Luzerne County is, by far, one of the worst legal systems regarding drug 
law and sentencing for those with drug charges. For example, there has been 
a recognition nationally of the drug epidemic and the need for our legal 
system to intervene. Many counties, including Lackawanna, have implemented 
Drug Court, a program designed to assist those with drug crimes with 
getting the help they need rather than simply punishing them.

Yes, the addicted individual does suffer from an illness. It should be 
noted that this illness is a highly treatable illness and with proper 
treatment "lasting change" in the person can be achieved.

Yes, the addicted individual is indeed responsible for their actions. No 
one is seeking to excuse the addict for their crimes or misdeeds, and yes, 
they should pay to society "appropriate" penalty as established by law.

However, punishment alone does not address the problem and move toward 
effective long-term solutions.

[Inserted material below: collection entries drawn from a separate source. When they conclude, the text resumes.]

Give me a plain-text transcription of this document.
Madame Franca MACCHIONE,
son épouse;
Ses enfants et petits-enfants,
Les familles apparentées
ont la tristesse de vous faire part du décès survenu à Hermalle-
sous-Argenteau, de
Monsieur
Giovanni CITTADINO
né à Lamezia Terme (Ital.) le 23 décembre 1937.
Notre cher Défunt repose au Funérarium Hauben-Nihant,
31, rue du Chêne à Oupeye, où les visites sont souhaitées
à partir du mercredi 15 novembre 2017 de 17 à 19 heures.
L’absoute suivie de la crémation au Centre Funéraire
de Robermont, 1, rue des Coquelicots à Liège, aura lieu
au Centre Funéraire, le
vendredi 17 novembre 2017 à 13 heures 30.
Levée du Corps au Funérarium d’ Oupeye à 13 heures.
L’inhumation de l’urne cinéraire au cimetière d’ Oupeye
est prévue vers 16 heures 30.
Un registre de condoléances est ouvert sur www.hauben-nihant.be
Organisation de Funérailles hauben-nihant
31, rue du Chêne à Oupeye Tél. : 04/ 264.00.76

In most cases, simply punishing the addict 
only exasperates the problem, leading to continued recidivism and a 
revolving door to the prisons with the addict being incarcerated, serving a 
sentence, being released in the same or in many cases worse condition, 
being released only to recommit crimes to support their addiction and 
ultimately to being re-incarcerated.

A truly wonderful system for perpetuation of the ongoing cycle of despair 
resulting in ever increasing numbers of deaths, misery, and innocent 
victims along the way.

The good-old-boy system - or, the "nephew of a political official" gets a 
slap on the wrist and turned loose while those without power or influence 
are locked up and warehoused in a prison without proper treatment of their 
illness - is not the answer.

Drug Courts coupled with proper treatment of the illness of addiction has a 
proven record of success in many communities through out the United States 

It is time for Luzerne County to enter the new millennium and abandon 
antiquated methods that did not work then, and still do not today.

It's time that the citizens of this community collaborate to effect viable 
changes in our current drug policies.